2011 Year End Market Review

In New York, a slowing real estate market characterized the fourth quarter of 2011. Fewer purchasers at every level signed contracts than in the preceding three months, and the market retained the highly stratified characteristics which had marked it throughout the year. Co-ops at the lowest end of the market remained an extremely tough sell, while condos at the upper end continued in popularity, especially with foreign buyers.

 

The marquee sale of Sanford Weill’s penthouse at 15 CPW for $88 million was a particular highlight of the fourth quarter. While unique at $13,000 per foot, the sale was emblematic of the willingness on the part of foreigners, particularly those from the former Soviet Union, to spend extraordinary amounts of money the world over for trophy properties. All over Manhattan, foreign buyers, especially from Russia, Asia and South America, have driven new condo prices up as they use our real estate as a safe haven for their capital. The lower priced properties, frequently in multiples, are the preferred purchase of Asian investors. The high profile, high price units are more often purchased by South American or Russian nationals, likely as pied-a-terre apartments for use a few times per year.

 

In addition to serving as investment vehicles for investors from around the world, sales continued briskly in the one to three bedroom new condo markets all over town. The fourth quarter saw continued healthy absorption in Harlem and Williamsburg, in Chelsea and the Madison Park area, with a mix of users, investors, and parents purchasing for kids writing the checks. While the pace slowed from earlier in the year, it continued strongly enough to further whittle down the inventory overhang from what appeared to be overbuilding a few years back. Now that these units are getting absorbed, however, an inventory shortage seems more likely to afflict us than an overhang. And for the first time in several years, eager buyers are buying new condos from plans; the Toll Brothers building on 65th and Lexington is almost sold out although the infrastructure has only reached about the eighth floor.

 

The co-op market, meanwhile, was subject to a highly different set of forces.
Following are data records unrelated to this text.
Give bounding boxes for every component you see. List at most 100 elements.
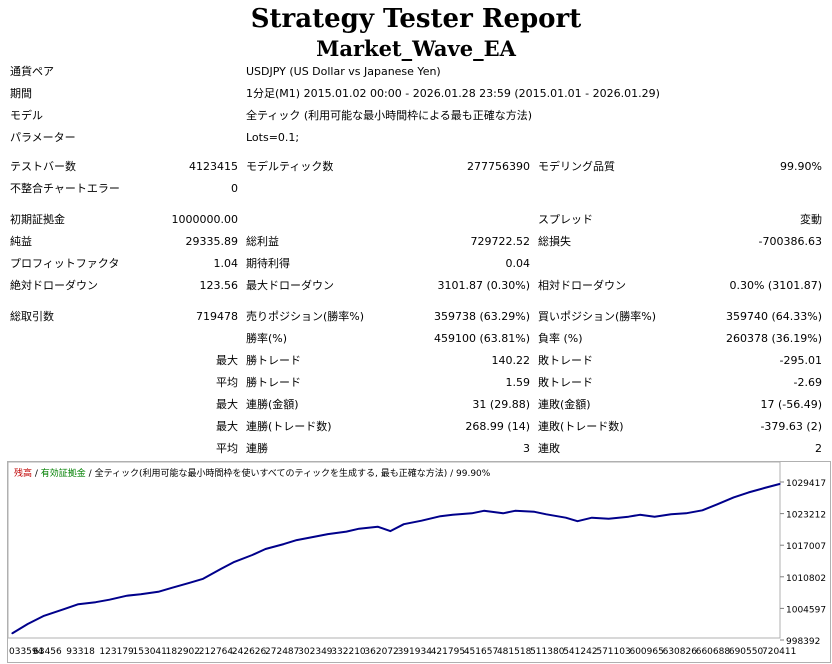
- chart-legend: 残高 / 有効証拠金 / 全ティック(利用可能な最小時間枠を使いすべてのティック…: [14, 466, 490, 479]
- balance-point: [701, 509, 704, 511]
- x-tick-label: 153041: [133, 647, 167, 657]
- x-tick-label: 660688: [696, 647, 731, 657]
- win-rate-label: 勝率(%): [246, 332, 288, 345]
- balance-point: [189, 582, 191, 584]
- ticks-value: 277756390: [467, 160, 530, 173]
- x-tick-label: 302349: [298, 647, 333, 657]
- balance-point: [108, 599, 111, 601]
- long-positions-value: 359740 (64.33%): [725, 310, 822, 323]
- stat-prefix: 平均: [216, 442, 238, 455]
- balance-point: [283, 543, 285, 545]
- average-loss-value: -2.69: [793, 376, 822, 389]
- balance-point: [77, 603, 79, 605]
- quality-label: モデリング品質: [538, 160, 615, 173]
- ticks-label: モデルティック数: [246, 160, 334, 173]
- largest-profit-value: 140.22: [491, 354, 531, 367]
- balance-point: [471, 512, 473, 514]
- model-label: モデル: [10, 109, 43, 122]
- relative-drawdown-label: 相対ドローダウン: [538, 279, 626, 292]
- balance-point: [654, 516, 656, 518]
- model-value: 全ティック (利用可能な最小時間枠による最も正確な方法): [246, 109, 533, 122]
- balance-point: [545, 513, 547, 515]
- largest-loss-value: -295.01: [779, 354, 822, 367]
- x-tick-label: 720411: [762, 647, 796, 657]
- balance-point: [389, 530, 391, 532]
- symbol-label: 通貨ペア: [10, 65, 54, 78]
- stat-prefix: 最大: [216, 420, 238, 433]
- stat-prefix: 平均: [216, 376, 238, 389]
- balance-point: [264, 548, 267, 550]
- x-tick-label: 182902: [166, 647, 200, 657]
- loss-rate-value: 260378 (36.19%): [725, 332, 822, 345]
- balance-line: [11, 482, 781, 635]
- x-tick-label: 123179: [99, 647, 134, 657]
- spread-value: 変動: [800, 213, 822, 226]
- parameters-label: パラメーター: [10, 131, 76, 144]
- balance-point: [639, 514, 641, 516]
- max-consecutive-wins-count-label: 連勝(トレード数): [246, 420, 332, 433]
- short-positions-value: 359738 (63.29%): [433, 310, 530, 323]
- legend-quality: 99.90%: [456, 469, 491, 479]
- x-tick-label: 421795: [431, 647, 465, 657]
- y-tick-label: 1017007: [786, 542, 826, 552]
- profit-factor-value: 1.04: [213, 257, 239, 270]
- gross-loss-label: 総損失: [538, 235, 571, 248]
- stat-prefix: 最大: [216, 398, 238, 411]
- x-tick-label: 93318: [66, 647, 95, 657]
- balance-point: [764, 487, 766, 489]
- balance-point: [591, 517, 593, 519]
- balance-point: [576, 520, 579, 522]
- balance-chart-svg: 1029417 1023212 1017007 1010802 1004597 99839…: [8, 462, 826, 657]
- y-tick-label: 1023212: [786, 511, 826, 521]
- balance-point: [670, 513, 672, 515]
- balance-point: [126, 595, 128, 597]
- x-tick-label: 571103: [596, 647, 630, 657]
- average-consecutive-losses-value: 2: [815, 442, 822, 455]
- legend-separator: /: [447, 469, 457, 479]
- balance-point: [779, 483, 781, 485]
- x-tick-label: 600965: [629, 647, 663, 657]
- max-consecutive-losses-count-label: 連敗(トレード数): [538, 420, 624, 433]
- balance-point: [502, 512, 504, 514]
- symbol-value: USDJPY (US Dollar vs Japanese Yen): [246, 65, 441, 78]
- balance-point: [296, 539, 298, 541]
- legend-model: 全ティック(利用可能な最小時間枠を使いすべてのティックを生成する, 最も正確な方…: [94, 469, 448, 479]
- maximal-drawdown-label: 最大ドローダウン: [246, 279, 334, 292]
- balance-point: [608, 518, 610, 520]
- x-tick-label: 212764: [199, 647, 234, 657]
- x-tick-label: 511380: [530, 647, 565, 657]
- legend-equity: 有効証拠金: [40, 469, 86, 479]
- balance-point: [327, 533, 329, 535]
- report-title: Strategy Tester Report: [250, 4, 582, 34]
- balance-point: [140, 593, 142, 595]
- largest-profit-label: 勝トレード: [246, 354, 301, 367]
- stat-prefix: 最大: [216, 354, 238, 367]
- y-tick-label: 1010802: [786, 574, 826, 584]
- balance-point: [403, 523, 405, 525]
- deposit-value: 1000000.00: [171, 213, 238, 226]
- y-tick-label: 1004597: [786, 605, 826, 615]
- bars-value: 4123415: [189, 160, 238, 173]
- balance-point: [220, 568, 222, 570]
- balance-point: [63, 608, 65, 610]
- x-tick-label: 391934: [398, 647, 433, 657]
- balance-point: [716, 503, 718, 505]
- legend-separator: /: [85, 469, 95, 479]
- balance-point: [171, 587, 173, 589]
- max-consecutive-wins-money-label: 連勝(金額): [246, 398, 299, 411]
- x-tick-label: 541242: [563, 647, 597, 657]
- balance-point: [483, 510, 485, 512]
- balance-point: [748, 491, 750, 493]
- average-consecutive-losses-label: 連敗: [538, 442, 560, 455]
- y-tick-label: 998392: [786, 637, 820, 647]
- balance-point: [95, 601, 97, 603]
- balance-point: [345, 531, 347, 533]
- gross-profit-label: 総利益: [246, 235, 279, 248]
- net-profit-value: 29335.89: [185, 235, 239, 248]
- max-consecutive-wins-money-value: 31 (29.88): [472, 398, 530, 411]
- loss-rate-label: 負率 (%): [538, 332, 583, 345]
- plot-area-frame: [8, 462, 781, 639]
- balance-chart: 1029417 1023212 1017007 1010802 1004597 99839…: [7, 461, 831, 663]
- balance-point: [42, 615, 44, 617]
- balance-point: [377, 526, 379, 528]
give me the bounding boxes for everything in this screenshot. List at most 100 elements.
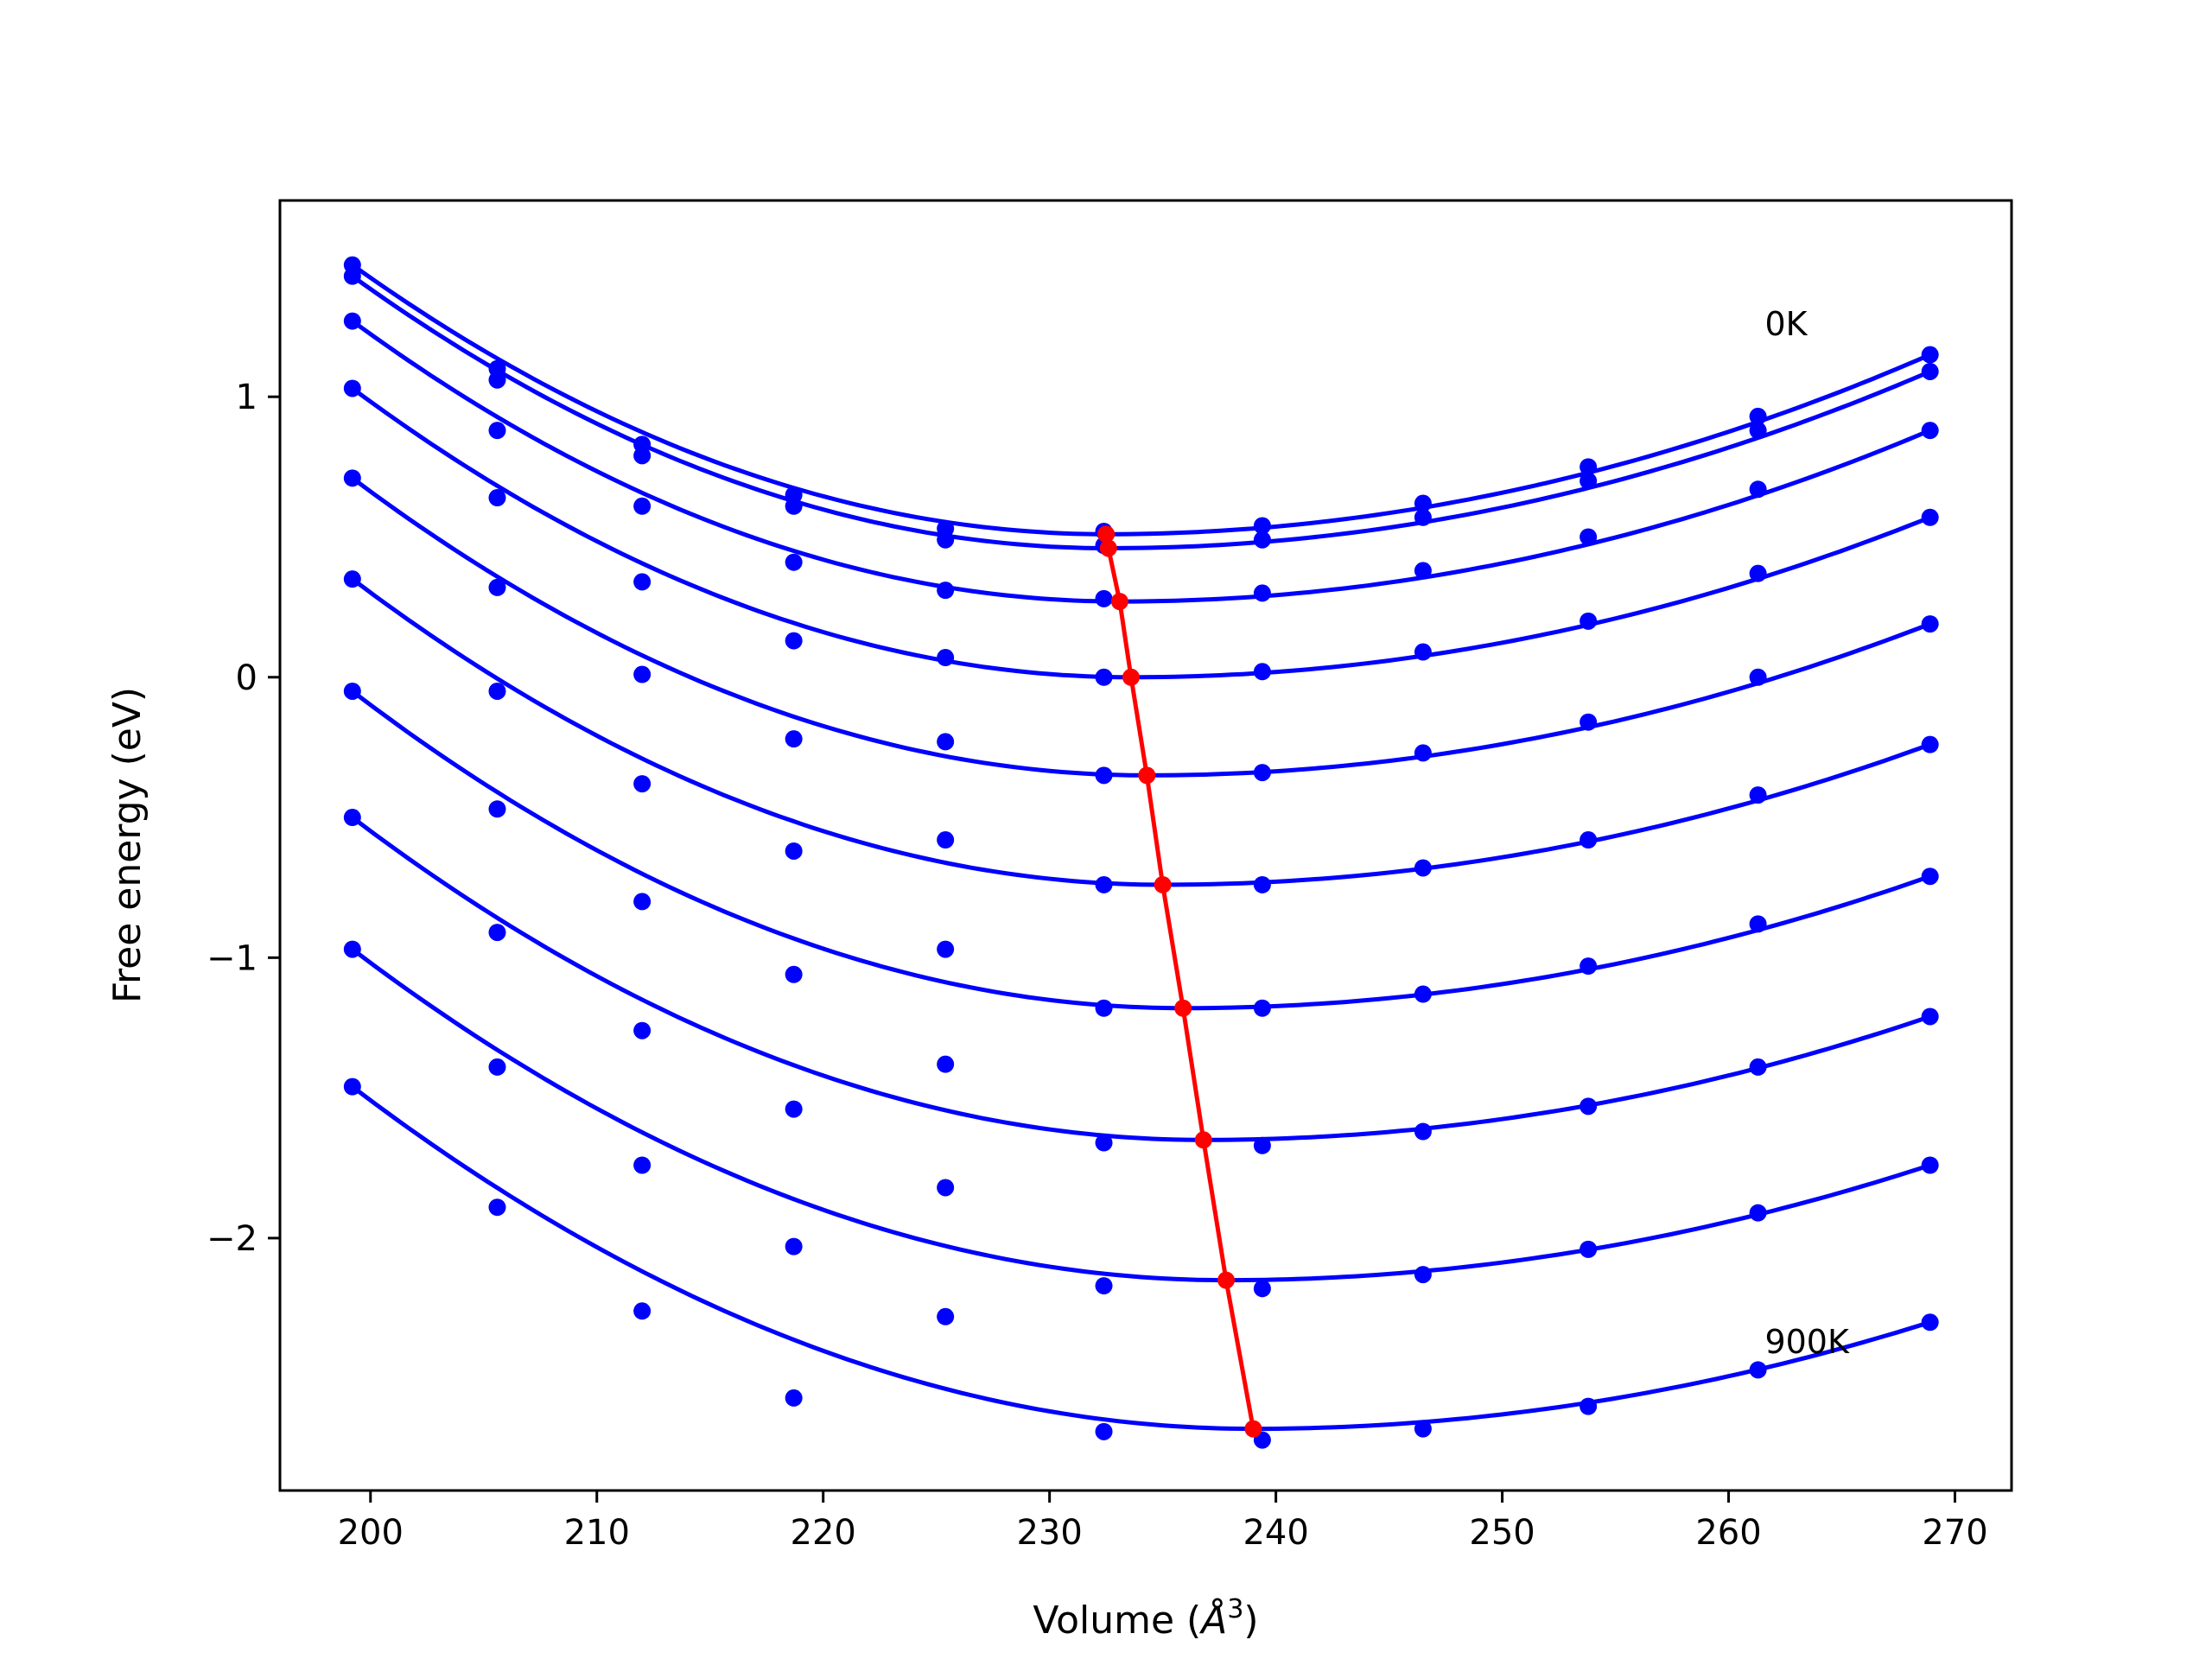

Without the boost of foreign capital, the mood remained cautious. Among properties costing $5 million and up, scarcity dictated the terms of the market; with so little available, well priced properties in excellent condition were still attracting multiple offers. But with an uncertain economy, the prospect of shrunken Wall Street bonuses, and a country paralyzed by political bickering, the fourth quarter was a time for caution. No one wanted to go too far out on a limb. So even larger co-ops had to be priced exactly right if they were to sell. Buyers were not stretching. They once again liked real estate as an alternative to the zero-sum roller coaster of the stock market, but only at the right price. As for the older condos, they are increasingly indistinguishable from co-ops; their Boards are demanding more and more information, both financial and personal, in the Board packages, and just waiting out the buyers who won’t supply it. Sooner or later, most of those buyers just throw up their hands and walk away.

 

In the $2 million to $5 million market, the same realities applied. There was less multiple bidding during the last few months of the year than there had been earlier, but even in the multiple bid situations which DID arise, the properties had to be well priced and in great condition. And then the bids rarely went much, if at all, above the asking price. And as the co-ops got smaller, the inventory got larger. The studio and one bedroom markets, especially in the postwar buildings which line the eastern avenues of the East Side from 96th Street down to 14th Street, are still available in quantity and absorption continues to be slow. One of the events to watch for in 2012 will be the tipping point between the undersupplied rental market and the saturated sales market: at what point do those one and two bedroom renters get their increase notices and say, “For this money it would make more sense for me to own”?

 

2011 was a year in which the complex realities of the newly global economy were felt in every corner of the world. It was a year of market unpredictability during which, on the whole, our New York real estate market was in balance. Buyers and sellers remained largely within their comfort zones, and deals were negotiated aggressively but fairly on both sides. There were some unexpected peaks, like the spring mini-boom, and some unexpected valleys, like the winter doldrums which began the year. But overall well priced properties sold at fair prices to satisfied buyers. We like to think of this as a broker’s market, in which our contribution as brokers in educating both sides and bringing them together seems particularly concrete. We look forward to more of the same in the year ahead.